Archeodata is not limited to information or statistics. A fantastic amount of software code has been written that is considered largely obsolete, ranging from machine-specific drivers to video games, and occasionally this type of information proves useful, or at least entertaining. Conversely, the rate at which software and digital hardware develop can make recovering this type of data difficult: after going out of business, the contractor that built the US military's inventory of A-10 Thunderbolts simply threw out their schematics, forcing the US Air Force to scavenge existing parts until they learned how to build suitable replacements. Similarly, NASA engineers attempting to access old Apollo mission schematics found contemporary hardware incompatible with older storage mediums while the original computers were completely inoperable. Likewise, ancient music has been the subject of much curiosity, but while many ancient instruments have been unearthed relatively few cultures through histories had developed a system of music notation and many of the ancient ones we don't know how to read.
There also comes the unfortunate truth that at some point, data that is of interest to us now will also lose relevance. Our intense desire to analyze our environment is matched only by our desire to preserve our individual analyses, and it is impossible for one to predict all the ways in which information can be used.
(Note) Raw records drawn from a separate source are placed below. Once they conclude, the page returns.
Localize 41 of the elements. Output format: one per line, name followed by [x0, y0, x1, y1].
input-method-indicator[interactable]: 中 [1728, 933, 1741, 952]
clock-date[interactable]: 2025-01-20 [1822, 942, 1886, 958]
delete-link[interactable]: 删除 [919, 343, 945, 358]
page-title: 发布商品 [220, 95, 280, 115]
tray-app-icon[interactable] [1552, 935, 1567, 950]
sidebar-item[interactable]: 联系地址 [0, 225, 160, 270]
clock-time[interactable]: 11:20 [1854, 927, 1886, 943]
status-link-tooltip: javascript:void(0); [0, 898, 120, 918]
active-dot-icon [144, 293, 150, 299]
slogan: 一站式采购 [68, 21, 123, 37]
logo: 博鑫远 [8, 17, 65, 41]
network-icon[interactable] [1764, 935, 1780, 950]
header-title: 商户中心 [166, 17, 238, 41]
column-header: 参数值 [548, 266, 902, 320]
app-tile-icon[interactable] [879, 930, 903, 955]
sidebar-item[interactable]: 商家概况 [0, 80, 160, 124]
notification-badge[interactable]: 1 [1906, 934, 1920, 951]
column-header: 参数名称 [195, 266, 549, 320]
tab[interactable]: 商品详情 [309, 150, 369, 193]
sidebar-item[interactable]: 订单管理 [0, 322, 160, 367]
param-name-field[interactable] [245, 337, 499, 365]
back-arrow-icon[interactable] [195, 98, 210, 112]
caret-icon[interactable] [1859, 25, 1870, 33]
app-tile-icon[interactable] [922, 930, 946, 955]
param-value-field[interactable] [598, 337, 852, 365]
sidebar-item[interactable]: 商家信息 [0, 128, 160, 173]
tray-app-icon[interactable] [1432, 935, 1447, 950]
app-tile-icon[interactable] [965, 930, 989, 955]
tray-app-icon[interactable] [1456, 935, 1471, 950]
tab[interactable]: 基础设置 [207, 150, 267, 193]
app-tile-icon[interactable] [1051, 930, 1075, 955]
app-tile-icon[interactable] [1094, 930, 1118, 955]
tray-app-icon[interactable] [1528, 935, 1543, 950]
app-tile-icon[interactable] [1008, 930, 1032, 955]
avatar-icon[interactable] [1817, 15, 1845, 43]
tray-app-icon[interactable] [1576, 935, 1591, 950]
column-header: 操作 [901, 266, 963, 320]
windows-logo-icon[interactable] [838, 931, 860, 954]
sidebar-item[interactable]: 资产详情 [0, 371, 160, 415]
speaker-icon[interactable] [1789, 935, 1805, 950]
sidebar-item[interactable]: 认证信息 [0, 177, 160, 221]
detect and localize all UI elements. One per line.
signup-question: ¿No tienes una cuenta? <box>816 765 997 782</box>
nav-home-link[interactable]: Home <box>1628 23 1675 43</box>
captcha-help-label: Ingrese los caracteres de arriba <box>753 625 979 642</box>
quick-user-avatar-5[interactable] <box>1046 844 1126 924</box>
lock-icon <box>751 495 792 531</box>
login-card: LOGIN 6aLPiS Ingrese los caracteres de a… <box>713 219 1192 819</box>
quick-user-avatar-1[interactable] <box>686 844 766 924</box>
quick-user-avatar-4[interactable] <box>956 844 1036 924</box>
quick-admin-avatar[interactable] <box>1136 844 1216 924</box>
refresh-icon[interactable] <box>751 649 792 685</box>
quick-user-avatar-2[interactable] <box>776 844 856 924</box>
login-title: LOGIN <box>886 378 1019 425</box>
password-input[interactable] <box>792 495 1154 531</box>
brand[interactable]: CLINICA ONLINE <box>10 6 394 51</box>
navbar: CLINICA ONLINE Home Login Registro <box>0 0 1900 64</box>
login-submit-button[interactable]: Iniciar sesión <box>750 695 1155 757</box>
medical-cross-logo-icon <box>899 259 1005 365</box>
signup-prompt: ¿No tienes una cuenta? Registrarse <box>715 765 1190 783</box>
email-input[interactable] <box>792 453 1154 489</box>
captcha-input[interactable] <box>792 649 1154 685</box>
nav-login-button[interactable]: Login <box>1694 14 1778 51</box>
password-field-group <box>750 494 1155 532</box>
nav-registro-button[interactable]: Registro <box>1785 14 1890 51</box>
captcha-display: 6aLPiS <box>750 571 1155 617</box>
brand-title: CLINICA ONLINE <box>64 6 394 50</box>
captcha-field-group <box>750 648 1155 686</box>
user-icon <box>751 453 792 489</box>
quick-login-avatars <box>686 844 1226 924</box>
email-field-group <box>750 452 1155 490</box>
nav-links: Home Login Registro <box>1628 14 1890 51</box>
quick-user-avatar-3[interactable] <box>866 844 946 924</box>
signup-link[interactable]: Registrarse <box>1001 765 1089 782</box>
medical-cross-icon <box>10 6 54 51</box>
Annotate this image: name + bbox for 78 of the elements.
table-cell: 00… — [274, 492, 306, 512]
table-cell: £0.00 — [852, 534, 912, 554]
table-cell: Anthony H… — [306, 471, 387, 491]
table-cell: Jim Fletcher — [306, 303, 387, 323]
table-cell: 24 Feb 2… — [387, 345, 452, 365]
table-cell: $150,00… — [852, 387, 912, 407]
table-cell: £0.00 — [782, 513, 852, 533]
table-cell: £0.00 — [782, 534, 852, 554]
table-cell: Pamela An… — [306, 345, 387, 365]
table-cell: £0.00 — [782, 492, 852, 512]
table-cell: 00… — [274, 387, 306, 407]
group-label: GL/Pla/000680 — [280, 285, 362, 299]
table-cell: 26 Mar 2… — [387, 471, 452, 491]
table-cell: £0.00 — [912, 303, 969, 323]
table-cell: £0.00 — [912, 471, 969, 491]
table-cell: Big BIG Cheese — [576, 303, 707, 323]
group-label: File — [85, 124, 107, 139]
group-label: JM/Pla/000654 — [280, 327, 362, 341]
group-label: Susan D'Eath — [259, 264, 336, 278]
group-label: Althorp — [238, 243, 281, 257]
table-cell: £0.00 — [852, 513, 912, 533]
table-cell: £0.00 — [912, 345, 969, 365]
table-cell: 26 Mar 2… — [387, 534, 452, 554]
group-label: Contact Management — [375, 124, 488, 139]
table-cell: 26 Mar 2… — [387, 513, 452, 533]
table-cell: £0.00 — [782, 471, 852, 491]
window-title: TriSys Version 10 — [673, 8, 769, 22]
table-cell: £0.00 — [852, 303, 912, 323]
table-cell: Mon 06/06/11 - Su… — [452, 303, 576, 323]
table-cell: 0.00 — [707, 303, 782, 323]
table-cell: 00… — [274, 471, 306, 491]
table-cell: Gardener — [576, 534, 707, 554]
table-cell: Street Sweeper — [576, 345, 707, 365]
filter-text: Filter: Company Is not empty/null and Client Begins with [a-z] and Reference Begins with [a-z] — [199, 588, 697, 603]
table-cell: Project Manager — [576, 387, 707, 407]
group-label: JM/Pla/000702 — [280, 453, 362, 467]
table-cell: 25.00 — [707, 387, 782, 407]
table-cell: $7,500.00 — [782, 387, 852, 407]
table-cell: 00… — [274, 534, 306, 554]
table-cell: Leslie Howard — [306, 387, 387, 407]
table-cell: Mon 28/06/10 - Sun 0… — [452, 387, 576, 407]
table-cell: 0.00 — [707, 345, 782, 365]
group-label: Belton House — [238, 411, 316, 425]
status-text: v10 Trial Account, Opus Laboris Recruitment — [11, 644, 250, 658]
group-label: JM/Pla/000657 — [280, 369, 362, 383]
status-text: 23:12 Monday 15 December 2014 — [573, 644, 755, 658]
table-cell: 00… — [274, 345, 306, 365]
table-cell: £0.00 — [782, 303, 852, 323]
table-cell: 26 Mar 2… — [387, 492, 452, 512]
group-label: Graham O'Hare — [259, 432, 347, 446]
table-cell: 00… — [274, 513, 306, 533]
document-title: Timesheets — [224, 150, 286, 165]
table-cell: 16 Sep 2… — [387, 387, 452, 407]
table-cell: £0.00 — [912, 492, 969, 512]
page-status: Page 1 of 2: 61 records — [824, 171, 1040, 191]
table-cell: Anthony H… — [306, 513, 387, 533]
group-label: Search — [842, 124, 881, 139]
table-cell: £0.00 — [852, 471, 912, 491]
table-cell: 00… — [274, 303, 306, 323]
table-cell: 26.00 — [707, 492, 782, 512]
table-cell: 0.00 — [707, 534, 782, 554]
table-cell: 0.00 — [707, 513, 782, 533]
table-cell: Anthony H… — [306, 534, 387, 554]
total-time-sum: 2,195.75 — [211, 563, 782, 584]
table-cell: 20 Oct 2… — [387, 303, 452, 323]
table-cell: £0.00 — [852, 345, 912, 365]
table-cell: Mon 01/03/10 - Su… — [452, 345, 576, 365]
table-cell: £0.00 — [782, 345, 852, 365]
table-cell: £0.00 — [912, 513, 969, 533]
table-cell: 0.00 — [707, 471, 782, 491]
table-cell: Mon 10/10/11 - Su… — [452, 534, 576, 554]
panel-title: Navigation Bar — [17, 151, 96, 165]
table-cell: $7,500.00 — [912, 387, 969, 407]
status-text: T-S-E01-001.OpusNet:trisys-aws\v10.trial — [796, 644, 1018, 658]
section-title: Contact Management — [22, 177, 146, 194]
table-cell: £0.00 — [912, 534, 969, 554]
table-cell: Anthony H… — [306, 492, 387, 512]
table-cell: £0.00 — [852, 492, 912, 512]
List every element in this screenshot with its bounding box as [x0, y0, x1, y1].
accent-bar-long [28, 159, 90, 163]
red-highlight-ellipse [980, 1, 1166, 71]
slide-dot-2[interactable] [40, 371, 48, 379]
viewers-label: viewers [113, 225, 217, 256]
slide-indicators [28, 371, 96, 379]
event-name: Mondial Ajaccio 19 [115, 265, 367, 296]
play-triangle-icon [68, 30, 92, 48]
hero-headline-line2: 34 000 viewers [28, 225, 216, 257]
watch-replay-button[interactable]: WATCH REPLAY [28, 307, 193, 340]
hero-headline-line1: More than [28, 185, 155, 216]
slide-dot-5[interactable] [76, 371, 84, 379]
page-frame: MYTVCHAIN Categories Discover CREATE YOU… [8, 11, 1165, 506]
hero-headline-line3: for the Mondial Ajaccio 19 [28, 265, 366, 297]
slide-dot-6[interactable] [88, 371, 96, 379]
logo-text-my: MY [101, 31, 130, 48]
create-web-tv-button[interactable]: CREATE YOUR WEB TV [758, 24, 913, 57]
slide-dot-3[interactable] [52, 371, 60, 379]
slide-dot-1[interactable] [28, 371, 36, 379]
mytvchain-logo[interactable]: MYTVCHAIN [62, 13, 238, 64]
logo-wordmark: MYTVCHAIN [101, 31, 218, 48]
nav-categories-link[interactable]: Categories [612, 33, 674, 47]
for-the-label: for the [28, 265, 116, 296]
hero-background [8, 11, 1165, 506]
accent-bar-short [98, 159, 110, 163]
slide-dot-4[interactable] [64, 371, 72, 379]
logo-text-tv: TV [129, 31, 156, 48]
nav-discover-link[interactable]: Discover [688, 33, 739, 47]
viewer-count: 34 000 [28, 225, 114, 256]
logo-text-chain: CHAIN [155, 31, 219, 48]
Many groups intentionally store archeodata in many forms, ranging from humble time capsules to massive national archives. Perhaps the Ur example of the intentional preperation of archeodata is Wikipedia's Terminal Event Management Policy: should a "non-localized event... render the continuation of Wikipedia in its current form untenable" occur, a series of protocols have been developed to increase the chances of the Wikimedia Foundations data banks being preserved. The "worst-case scenario" scenario, with ten minutes or less until failure, involves broadcasting the entire database, compressed, into space via radio telescopes around the world. Conversely, since 1983 the US Department of Energy has been struggling to figure out how to label nuclear waste disposal sites in such a way that their contents will be recognizable as dangerous for the length of their existence, or about 10,000 years. It feels safe to assume that in the space of that time our language and culture may be lost where artifacts remain, thus leaving the correct archeodata in an accessible way might be our only responsible option.
Data is much like a physical tool in that in can be applied to achieve desired results from the natural world, and in that sense finding new data is sort of like finding that a strange tool: you recognize that it is what it is, even if you just don't know what to do with it, until that perfect moment comes along when everything "clicks" and you see exactly how it can be used. The key is to remembering that even if you can use something as a wrench, that doesn't mean you might not be able to use it later on as a screwdriver or a hammer.